Marriage Moats- Hungry

Published: Thu, 02/16/17

Marriage Moats

Caring for Marriage

Hungry
Photo: Chara Smith  
Sometimes one of my kids will open the cupboards, rummage through the cans of pintos and pineapple, sigh at the absence of a favorite kind of cereal, and complain to anyone who is listening, “There is nothing to eat in this house!”

I find this kind of comment irritating. I hold my tongue about the truly emaciated children whose pictures I occasionally get in the mail  asking for donations. I forego retelling the stories spun long ago by my father-in-law who lived on a ship in the Pacific during World War II. Most of the rations were washed overboard and all they ate for a month was olives. Funny that his name is Oliver. Or my own father who survived life on a heaving ship in the Aleutians before he was old enough to grow a beard and could keep down nothing but soda crackers. I remember my own lean years with four children, depending on government surplus, while John worked as a temp for minimum wage (an amount I  might add that cannot lure my own high school student into manual  labor). At least I was thin. 

I concede that my child is hungry, or at least as close to hungry as anyone who has never gone more than 16 hours without eating has ever been. I even acquiesce that I have not been to the store in a few days and we are indeed lacking a few of the regular inhabitants of our kitchen.

But the statement “There is nothing to eat in this house!” does not hold water.

Relationships follow trends of lack and abundance. When you are first falling in love, the briefest phone call is enough to savor for days, as any teenage girl who has described that call to her besties ad naseum can attest. But somehow a decade later, a conversation ten times as long over the broccoli can feel like table scraps.

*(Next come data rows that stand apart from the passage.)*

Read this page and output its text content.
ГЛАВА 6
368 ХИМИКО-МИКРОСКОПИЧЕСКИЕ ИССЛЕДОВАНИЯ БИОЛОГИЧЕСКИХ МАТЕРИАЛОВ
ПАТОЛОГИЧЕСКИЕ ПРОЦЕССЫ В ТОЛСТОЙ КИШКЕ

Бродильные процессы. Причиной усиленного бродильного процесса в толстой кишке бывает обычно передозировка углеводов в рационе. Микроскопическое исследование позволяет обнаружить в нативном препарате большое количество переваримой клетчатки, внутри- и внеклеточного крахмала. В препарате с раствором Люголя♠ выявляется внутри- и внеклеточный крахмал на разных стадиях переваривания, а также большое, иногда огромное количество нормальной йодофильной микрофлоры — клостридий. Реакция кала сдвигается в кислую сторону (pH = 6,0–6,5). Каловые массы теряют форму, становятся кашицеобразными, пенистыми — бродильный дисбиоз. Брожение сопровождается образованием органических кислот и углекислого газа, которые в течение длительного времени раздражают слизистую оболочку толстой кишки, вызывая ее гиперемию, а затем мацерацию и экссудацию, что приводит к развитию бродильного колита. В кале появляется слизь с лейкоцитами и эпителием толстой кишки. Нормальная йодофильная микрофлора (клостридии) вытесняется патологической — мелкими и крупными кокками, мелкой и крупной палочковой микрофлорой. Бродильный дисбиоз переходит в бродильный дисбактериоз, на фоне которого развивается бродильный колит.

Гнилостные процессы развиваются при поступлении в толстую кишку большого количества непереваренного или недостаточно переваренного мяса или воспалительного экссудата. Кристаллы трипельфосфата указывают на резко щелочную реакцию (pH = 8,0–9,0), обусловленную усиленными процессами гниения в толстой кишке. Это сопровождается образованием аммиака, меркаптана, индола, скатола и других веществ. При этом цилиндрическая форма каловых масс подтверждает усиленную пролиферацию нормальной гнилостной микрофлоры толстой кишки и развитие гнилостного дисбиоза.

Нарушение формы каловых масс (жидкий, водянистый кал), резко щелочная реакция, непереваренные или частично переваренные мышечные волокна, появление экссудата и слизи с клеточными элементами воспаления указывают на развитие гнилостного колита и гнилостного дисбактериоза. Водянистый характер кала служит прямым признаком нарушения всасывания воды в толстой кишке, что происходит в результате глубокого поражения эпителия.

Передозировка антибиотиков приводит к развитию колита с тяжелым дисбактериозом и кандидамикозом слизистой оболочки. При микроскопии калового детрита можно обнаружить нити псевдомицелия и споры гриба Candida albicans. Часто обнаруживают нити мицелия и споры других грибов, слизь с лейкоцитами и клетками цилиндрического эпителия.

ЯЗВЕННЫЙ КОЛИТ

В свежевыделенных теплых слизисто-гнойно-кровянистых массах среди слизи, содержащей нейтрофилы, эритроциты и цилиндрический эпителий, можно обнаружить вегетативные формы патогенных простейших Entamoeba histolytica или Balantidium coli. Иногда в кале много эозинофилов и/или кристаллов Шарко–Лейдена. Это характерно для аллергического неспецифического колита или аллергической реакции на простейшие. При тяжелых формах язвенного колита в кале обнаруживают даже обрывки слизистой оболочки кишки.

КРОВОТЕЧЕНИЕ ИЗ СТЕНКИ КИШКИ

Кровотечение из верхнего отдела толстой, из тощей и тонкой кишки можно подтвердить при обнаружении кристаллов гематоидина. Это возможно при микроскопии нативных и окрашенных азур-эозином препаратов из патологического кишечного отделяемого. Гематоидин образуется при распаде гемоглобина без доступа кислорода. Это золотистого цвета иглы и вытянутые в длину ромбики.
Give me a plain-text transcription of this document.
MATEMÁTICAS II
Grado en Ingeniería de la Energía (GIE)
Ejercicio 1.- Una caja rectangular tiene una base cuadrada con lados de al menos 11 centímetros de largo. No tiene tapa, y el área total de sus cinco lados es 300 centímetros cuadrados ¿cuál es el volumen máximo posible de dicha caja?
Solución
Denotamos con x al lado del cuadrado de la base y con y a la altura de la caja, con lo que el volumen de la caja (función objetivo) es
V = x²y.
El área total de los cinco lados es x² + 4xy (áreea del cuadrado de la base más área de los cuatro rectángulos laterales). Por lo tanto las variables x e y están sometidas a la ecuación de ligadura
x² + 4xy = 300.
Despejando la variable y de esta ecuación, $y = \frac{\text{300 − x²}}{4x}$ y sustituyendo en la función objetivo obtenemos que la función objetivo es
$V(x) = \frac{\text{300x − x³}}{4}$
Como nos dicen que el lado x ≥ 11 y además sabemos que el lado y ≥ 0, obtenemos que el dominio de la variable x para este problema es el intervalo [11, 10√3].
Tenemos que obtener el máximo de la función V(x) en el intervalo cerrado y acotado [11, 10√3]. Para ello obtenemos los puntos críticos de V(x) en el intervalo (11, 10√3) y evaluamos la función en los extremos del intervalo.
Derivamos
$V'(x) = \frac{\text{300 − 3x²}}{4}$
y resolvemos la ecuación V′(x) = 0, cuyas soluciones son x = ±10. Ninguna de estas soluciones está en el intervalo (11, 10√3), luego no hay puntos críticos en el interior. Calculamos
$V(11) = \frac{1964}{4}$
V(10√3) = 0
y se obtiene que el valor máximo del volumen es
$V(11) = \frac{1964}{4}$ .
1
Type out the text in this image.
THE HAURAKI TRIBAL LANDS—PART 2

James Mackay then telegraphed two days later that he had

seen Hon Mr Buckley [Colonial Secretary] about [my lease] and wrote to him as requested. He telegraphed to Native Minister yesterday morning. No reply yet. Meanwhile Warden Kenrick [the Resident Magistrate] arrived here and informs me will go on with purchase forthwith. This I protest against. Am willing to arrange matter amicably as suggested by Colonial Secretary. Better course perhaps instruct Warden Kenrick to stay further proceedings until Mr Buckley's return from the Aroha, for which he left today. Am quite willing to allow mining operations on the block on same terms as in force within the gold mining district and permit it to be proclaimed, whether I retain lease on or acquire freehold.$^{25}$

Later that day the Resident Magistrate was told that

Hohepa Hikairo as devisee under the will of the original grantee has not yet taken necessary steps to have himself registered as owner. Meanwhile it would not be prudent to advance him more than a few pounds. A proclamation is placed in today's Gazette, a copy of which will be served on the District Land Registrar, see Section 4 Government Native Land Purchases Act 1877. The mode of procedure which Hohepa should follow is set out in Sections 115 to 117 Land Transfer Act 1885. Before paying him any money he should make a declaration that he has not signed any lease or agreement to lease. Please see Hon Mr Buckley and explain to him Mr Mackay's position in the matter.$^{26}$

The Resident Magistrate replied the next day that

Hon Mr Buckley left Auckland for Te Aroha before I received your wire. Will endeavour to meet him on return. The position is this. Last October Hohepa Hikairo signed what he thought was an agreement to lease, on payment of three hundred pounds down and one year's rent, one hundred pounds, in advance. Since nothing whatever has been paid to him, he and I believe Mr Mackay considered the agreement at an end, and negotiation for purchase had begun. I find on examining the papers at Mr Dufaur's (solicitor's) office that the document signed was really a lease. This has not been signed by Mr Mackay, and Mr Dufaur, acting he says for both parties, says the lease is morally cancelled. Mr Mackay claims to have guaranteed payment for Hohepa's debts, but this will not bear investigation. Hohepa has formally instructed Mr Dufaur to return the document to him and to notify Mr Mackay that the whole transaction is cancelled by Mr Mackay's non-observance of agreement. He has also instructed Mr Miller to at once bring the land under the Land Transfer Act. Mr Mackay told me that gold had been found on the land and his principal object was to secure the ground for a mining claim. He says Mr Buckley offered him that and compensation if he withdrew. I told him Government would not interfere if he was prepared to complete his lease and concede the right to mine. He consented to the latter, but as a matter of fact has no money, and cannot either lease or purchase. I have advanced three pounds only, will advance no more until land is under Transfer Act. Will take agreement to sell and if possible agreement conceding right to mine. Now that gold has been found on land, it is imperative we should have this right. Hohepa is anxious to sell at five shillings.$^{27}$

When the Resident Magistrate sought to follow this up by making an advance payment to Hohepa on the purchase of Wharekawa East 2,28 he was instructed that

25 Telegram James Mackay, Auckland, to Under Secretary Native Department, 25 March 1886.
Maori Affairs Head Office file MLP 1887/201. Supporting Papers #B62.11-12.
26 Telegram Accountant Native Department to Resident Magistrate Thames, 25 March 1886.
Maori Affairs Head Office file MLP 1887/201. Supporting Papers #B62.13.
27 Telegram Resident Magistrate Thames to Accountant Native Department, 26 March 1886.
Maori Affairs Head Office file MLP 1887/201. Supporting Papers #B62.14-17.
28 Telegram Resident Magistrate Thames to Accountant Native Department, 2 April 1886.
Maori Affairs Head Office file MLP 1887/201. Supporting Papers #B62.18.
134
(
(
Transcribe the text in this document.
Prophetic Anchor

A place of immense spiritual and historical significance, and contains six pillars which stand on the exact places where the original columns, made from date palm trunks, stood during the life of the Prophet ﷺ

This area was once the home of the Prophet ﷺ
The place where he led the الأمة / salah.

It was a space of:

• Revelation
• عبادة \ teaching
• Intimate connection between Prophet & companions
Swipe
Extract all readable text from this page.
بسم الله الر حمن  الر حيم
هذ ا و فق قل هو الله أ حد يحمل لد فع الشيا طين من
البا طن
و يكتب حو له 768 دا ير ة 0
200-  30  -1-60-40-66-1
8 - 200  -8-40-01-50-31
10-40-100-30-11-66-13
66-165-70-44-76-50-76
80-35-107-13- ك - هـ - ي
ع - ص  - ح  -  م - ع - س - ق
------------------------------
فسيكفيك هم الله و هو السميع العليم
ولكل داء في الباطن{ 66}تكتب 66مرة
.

In marriage it is good to have cupboards. Tuck away those memories and private exchanges, like granola bars in your back pocket. If you are scarfing down ravioli in an All You Can Eat diner, the granola bar is an insult to your taste buds. But if you have been hiking on switchbacks for a couple of sweaty hours, it can be a welcome treat indeed as you plunk down on a rock watching the landscape below.

You too may be known to despair that there is no nourishment in your marriage. But check your pockets. Does he go to work every day, and even better, come home every night? Does she still do your laundry, maybe even fold it the way you like it? Is he still faithful, in a world that does not give much support to that silent effort, day after day? Does she still smile at you in that playful way that catches your heart?

You may not be having the exact kind of conversation or scintillating evenings that the media led you to expect. But even meringue will not sustain you through a January snow the way that plain lentils and rice can. The Children of Israel in the book of Exodus were first enamored of manna when they wandered in the wilderness. It was sweet as honey, and showed up each morning. But after a few years, they grew disdainful of it, complaining bitterly to God. Yet the manna had not changed. It was their reception of it that had morphed.

Maybe you are moaning about the lack of your favorite kind of treats in your marriage and feel huffy about it. But what would  happen if you opened the cans that are there, and hold ordinary nourishment? Could you be grateful for olives and saltines? Sometimes they are a sharp contrast to that smorgasbord when you could hardly find room on the table for the pickled relish. And it is kind of fun to tell your children where you have been and survived.